Arctic exploration and climate change
Changes in the Arctic have become increasingly visible, according to Norwegian explorer Thorleif Thorleifsson, who, with BØrge Ousland, became the first to sail around the Arctic in one, short season in 2010.
“These are the facts,” Thorleifsson said. “This is happening.”
The Scandinavian Cultural Center set the stage for Thorleifsson and Marit Archer Saether, an environmental counselor with the Norwegian Embassy, to lead a discussion on arctic exploration, climate change and its effect on the global strategic environment on Friday, March 2.
“The melting of the arctic accelerates global warming,” Saether said. “We need to act and we have known this for quite some time.
“I believe personally that this is caused by human activity,” Thorleifsson said. “I think everyone should decide why this is happening. This is my goal. Be curious. Find out for yourself.”
In his lecture presentation entitled, “A Voyage Around the North Pole: Modern Exploration and Climate Change,” Thorleifsson recalled his 80 day journey around the Arctic with photos and video clips.
Thorleifsson and Ousland’s voyage took them though the Northern Sea route in Russia, the Northwest Passage in Canada and across the North Atlantic back to Norway. It was a race against time and in waters with drifting ice, increasing darkness and autumn gales.
“We have to analyze challenges thoroughly,” Thorleifsson said. “My friend BØrge has survived all these expeditions because he is a pessimist.”

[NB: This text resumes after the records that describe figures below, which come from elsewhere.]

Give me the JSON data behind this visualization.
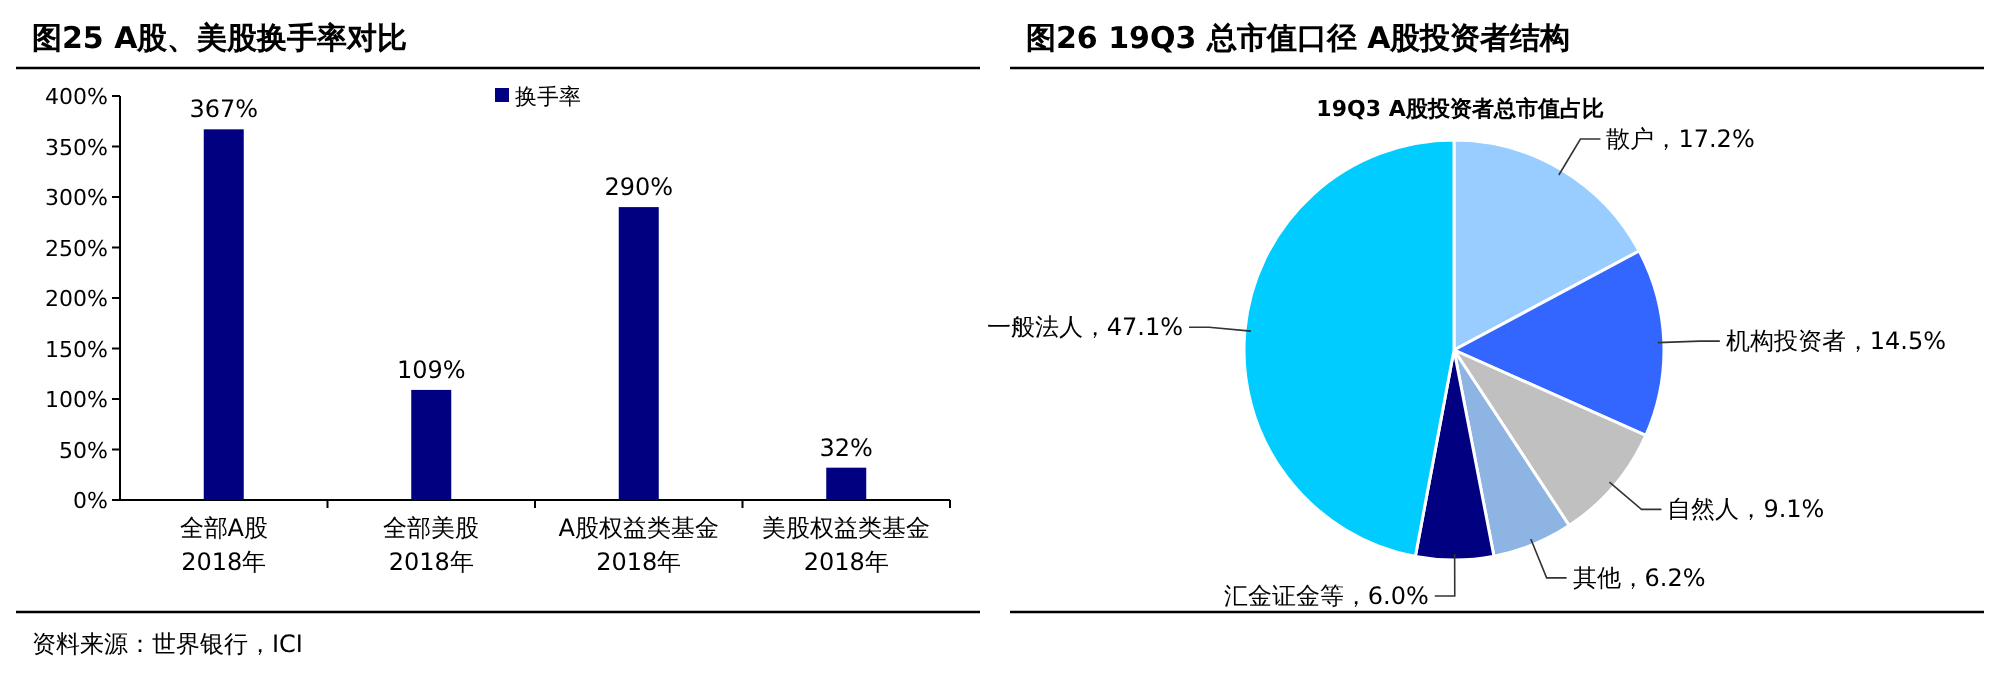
{
  "chart_data": [
    {
      "type": "bar",
      "title": "图25 A股、美股换手率对比",
      "categories": [
        "全部A股\n2018年",
        "全部美股\n2018年",
        "A股权益类基金\n2018年",
        "美股权益类基金\n2018年"
      ],
      "series": [
        {
          "name": "换手率",
          "color": "#000080",
          "values": [
            367,
            109,
            290,
            32
          ],
          "value_labels": [
            "367%",
            "109%",
            "290%",
            "32%"
          ]
        }
      ],
      "ylim": [
        0,
        400
      ],
      "yticks": [
        {
          "value": 0,
          "label": "0%"
        },
        {
          "value": 50,
          "label": "50%"
        },
        {
          "value": 100,
          "label": "100%"
        },
        {
          "value": 150,
          "label": "150%"
        },
        {
          "value": 200,
          "label": "200%"
        },
        {
          "value": 250,
          "label": "250%"
        },
        {
          "value": 300,
          "label": "300%"
        },
        {
          "value": 350,
          "label": "350%"
        },
        {
          "value": 400,
          "label": "400%"
        }
      ],
      "legend": "top",
      "grid": false,
      "annotations": [
        "资料来源：世界银行，ICI"
      ]
    },
    {
      "type": "pie",
      "title": "图26 19Q3 总市值口径 A股投资者结构",
      "subtitle": "19Q3 A股投资者总市值占比",
      "categories": [
        "散户",
        "机构投资者",
        "自然人",
        "其他",
        "汇金证金等",
        "一般法人"
      ],
      "values": [
        17.2,
        14.5,
        9.1,
        6.2,
        6.0,
        47.1
      ],
      "value_labels": [
        "17.2%",
        "14.5%",
        "9.1%",
        "6.2%",
        "6.0%",
        "47.1%"
      ],
      "colors": [
        "#99ccff",
        "#3366ff",
        "#c0c0c0",
        "#8db4e2",
        "#000080",
        "#00ccff"
      ]
    }
  ]
}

Thorleifsson credited their successful voyage to innovation, using state-of-the-art communication technology, good teamwork and a combination of thorough preparation and improvisation.

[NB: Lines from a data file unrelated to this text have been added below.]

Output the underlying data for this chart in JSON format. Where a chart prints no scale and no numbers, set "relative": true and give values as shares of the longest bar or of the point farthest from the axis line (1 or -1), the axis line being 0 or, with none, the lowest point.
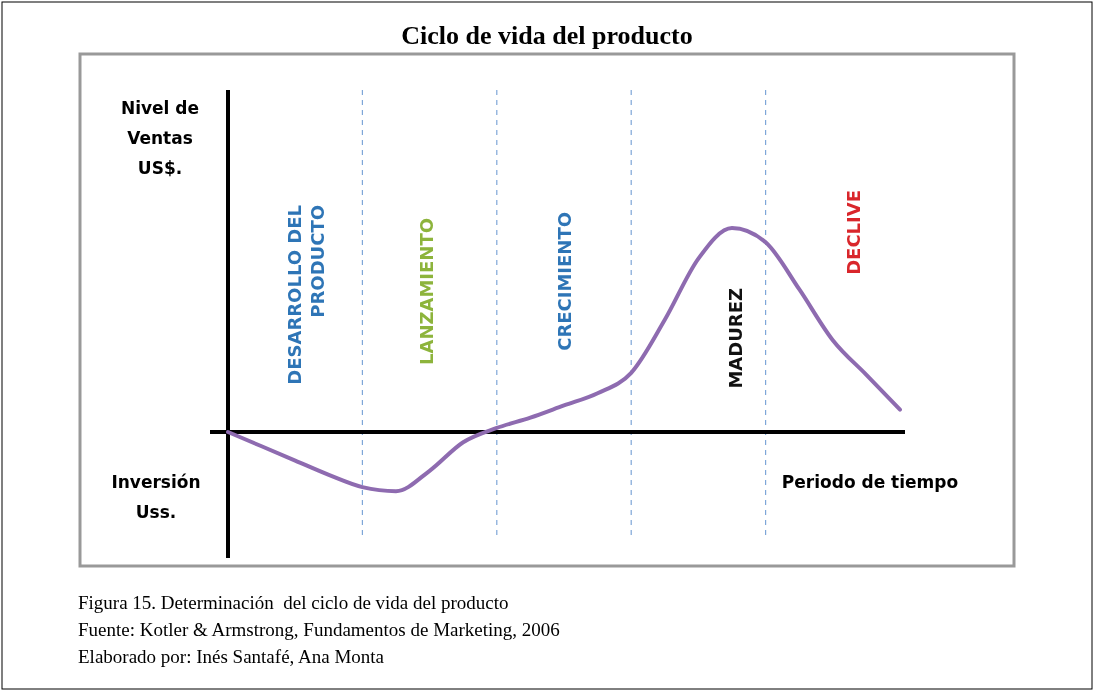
{
  "chart_data": {
    "type": "line",
    "title": "Ciclo de vida del producto",
    "ylabel": "Nivel de Ventas US$.",
    "xlabel": "Periodo de tiempo",
    "relative": true,
    "grid": "x",
    "categories": [
      null,
      null,
      null,
      null,
      null,
      null,
      null,
      null,
      null,
      null,
      null,
      null,
      null,
      null,
      null,
      null,
      null,
      null,
      null,
      null,
      null
    ],
    "series": [
      {
        "color": "#8e6bb0",
        "values": [
          0,
          -0.07,
          -0.14,
          -0.21,
          -0.27,
          -0.29,
          -0.19,
          -0.05,
          0.02,
          0.07,
          0.13,
          0.19,
          0.29,
          0.55,
          0.85,
          1.0,
          0.93,
          0.7,
          0.45,
          0.28,
          0.11
        ]
      }
    ],
    "annotations": [
      "DESARROLLO DEL PRODUCTO",
      "LANZAMIENTO",
      "CRECIMIENTO",
      "MADUREZ",
      "DECLIVE",
      "Inversión Uss.",
      "Figura 15. Determinación  del ciclo de vida del producto",
      "Fuente: Kotler & Armstrong, Fundamentos de Marketing, 2006",
      "Elaborado por: Inés Santafé, Ana Monta"
    ]
  }
}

Thorleifsson said he hopes his work will bring awareness to the issue of global warming.
“I hope that the companies and actors in the future will be responsible,” Thorleifsson said. “It’s one small ocean up there and we are sharing it.”
Saether echoed his words.
“We find it crucial to protect the climate conditions,” Saether said. “We need a great innovation, great entrepreneurship and a great will.”

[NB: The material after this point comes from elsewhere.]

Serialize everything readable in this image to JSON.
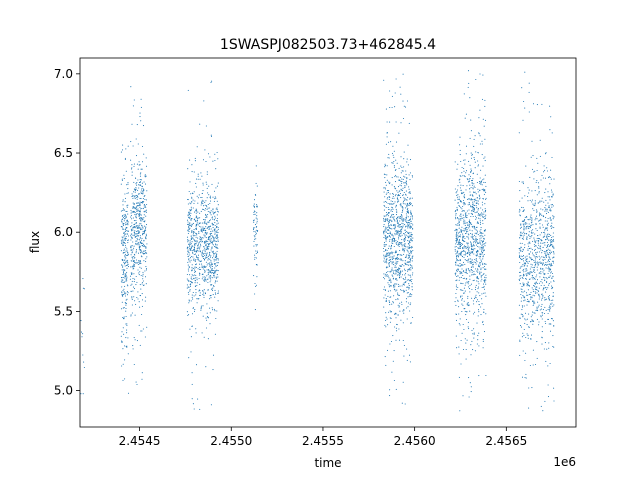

Retired physical oceanographer Carol Helene Pease and her husband, Bruce Rummel, both of Seattle, were among those who turned out for the lecture Friday afternoon.
“We’re sailors, so we enjoyed the talk about the actual sailing,” Pease said. “Sailing in those large swells is not an easy task.”
Pease could relate to Thorleifsson’s journey, to some degree, because her work for the U.S. and Norwegian governments took her to 80 degrees north in both the Atlantic and Pacific oceans.
“The changes since I was there last are just remarkable,” Pease said. “There’s probably about 50 percent loss since I started my career.”